Colloquium Archive

Benchmarking And Designing For Energy Efficiency: How To Break A World Record In 30 Days

Mehul A. Shah, Hewlett-Packard

10/15/2009

Energy efficiency is a key concern in contexts ranging from large-scale data centers to mobile devices. This talk discusses our work on benchmarking and designing data-intensive systems for energy efficiency. After mentioning the pitfalls surrounding the creation of JouleSort, a whole-system, energy-based benchmark, the talk will describe the 100GB JouleSort system that can sort 11,300 records for a Joule --- the 2007 world record. Also discussed will be the results and insights from measuring the efficiency of a variety of systems from desktops to embedded devices. Going beyond JouleSort, there are preliminary results characterizing the efficiency of audit-class TPC-H systems, which suggest that in the future software optimizations will play an important role in reducing energy-use. It is to be hoped that the audience will be armed with the tools and know-how to break an energy-efficiency world record in fewer than 30 days.

Recursion Without Fear

V. Scott Gordon, California State University, Sacramento

10/22/2009

Do you live in mortal terror of recursion? Does the mere sound of the dreaded "R" word induce panic or run chills up and down your spine? Well, fear no more, you can understand recursion and use it with confidence. Whereas most books explain recursion using mathematical examples, or by describing how it is implemented, this unique lecture will instead show you how to visualize what recursion does when you put it in your code. You will also see recursion perform three magic tricks that will amaze your friends, and simplify your code. Add recursion to your bag of tricks!

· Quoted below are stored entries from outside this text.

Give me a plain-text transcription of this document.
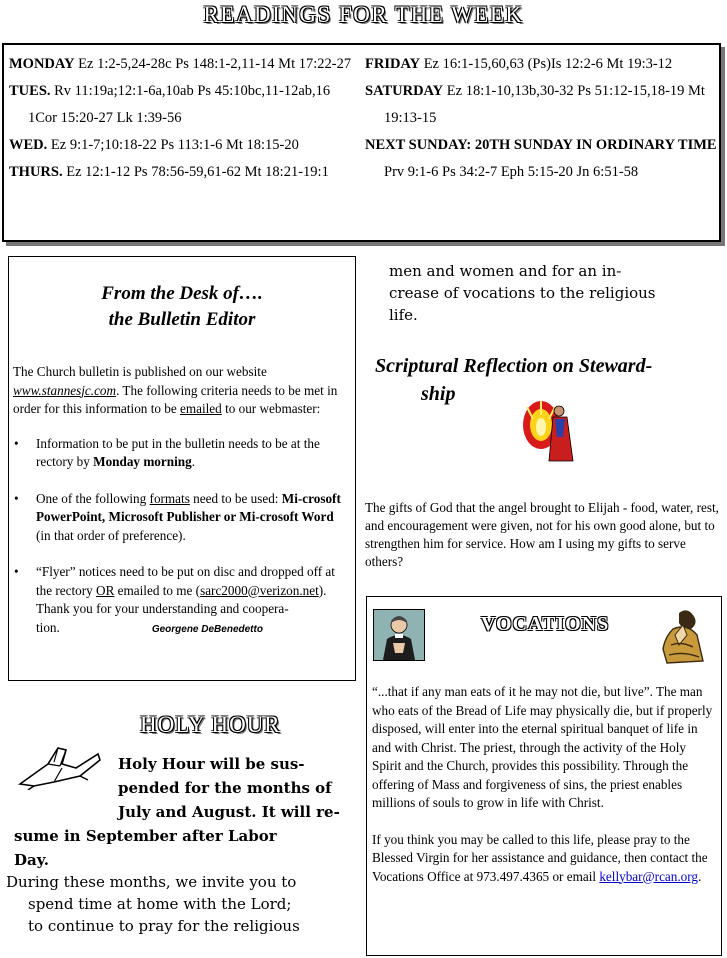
READINGS FOR THE WEEK
MONDAY Ez 1:2-5,24-28c Ps 148:1-2,11-14 Mt 17:22-27
TUES. Rv 11:19a;12:1-6a,10ab Ps 45:10bc,11-12ab,16 1Cor 15:20-27 Lk 1:39-56
WED. Ez 9:1-7;10:18-22 Ps 113:1-6 Mt 18:15-20
THURS. Ez 12:1-12 Ps 78:56-59,61-62 Mt 18:21-19:1
FRIDAY Ez 16:1-15,60,63 (Ps)Is 12:2-6 Mt 19:3-12
SATURDAY Ez 18:1-10,13b,30-32 Ps 51:12-15,18-19 Mt 19:13-15
NEXT SUNDAY: 20TH SUNDAY IN ORDINARY TIME Prv 9:1-6 Ps 34:2-7 Eph 5:15-20 Jn 6:51-58
From the Desk of….
the Bulletin Editor

The Church bulletin is published on our website www.stannesjc.com. The following criteria needs to be met in order for this information to be emailed to our webmaster:

• Information to be put in the bulletin needs to be at the rectory by Monday morning.
• One of the following formats need to be used: Mi-crosoft PowerPoint, Microsoft Publisher or Mi-crosoft Word (in that order of preference).
• “Flyer” notices need to be put on disc and dropped off at the rectory OR emailed to me (sarc2000@verizon.net).
Thank you for your understanding and coopera-tion.	Georgene DeBenedetto
HOLY HOUR
Holy Hour will be sus-
pended for the months of
July and August. It will re-
sume in September after Labor
Day.
During these months, we invite you to
spend time at home with the Lord;
to continue to pray for the religious
men and women and for an in-
crease of vocations to the religious
life.
Scriptural Reflection on Steward-
ship
The gifts of God that the angel brought to Elijah - food, water, rest, and encouragement were given, not for his own good alone, but to strengthen him for service. How am I using my gifts to serve others?
VOCATIONS

“...that if any man eats of it he may not die, but live”. The man who eats of the Bread of Life may physically die, but if properly disposed, will enter into the eternal spiritual banquet of life in and with Christ. The priest, through the activity of the Holy Spirit and the Church, provides this possibility. Through the offering of Mass and forgiveness of sins, the priest enables millions of souls to grow in life with Christ.

If you think you may be called to this life, please pray to the Blessed Virgin for her assistance and guidance, then contact the Vocations Office at 973.497.4365 or email kellybar@rcan.org.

When Your Coworkers Might Be Virtual

David Singer, IBM Almaden Research Center, San Jose

10/29/2009

With the continued movement of work around the world, and with the pressures for reduced travel, it's easy to find yourself interacting with co-workers who are only represented by electronic simulacra (voice, text, video, or avatars). What does this mean to human interaction, to trust, and to effective collaboration.

Generative Storytelling For Games

Jason Shankel, Stupid Fun Club

11/05/2009

Production costs for computer games have risen almost as quickly as consumer demand for content. Increases in computer power and storage capacity, as well as improvements in the quality of text-to-speech systems, offer opportunities to generate rich stories automatically. In this talk, I will present methods and technologies for producing computer-generated characters and plot arcs for use in interactive games. Pizza after talk

If You Know Oracle, You Know Db2 9.7

Eugenia Caldwell, IBM Innovation Center, San Mateo

11/12/2009

Most computer science students learn Oracle, rather than DB2. But many large institutions (banks, insurance companies, credit card issuers, manufacturers, retailers) have established DB2 as their standard. You have an edge in the job market if you understand DB2 in addition to Oracle. Now, with the DB2 9.7 Oracle Compatibility features, if you know Oracle, you can use and program a DB2 database. You can also take advantage of the many outstanding, unique features of this newest DB2 release, including self-tuning memory, automatic storage, easy high availability, the best compression in the industry, pure XML storage, database changes without downtime, and lower costs, which is one big reason why those large institutions love DB2.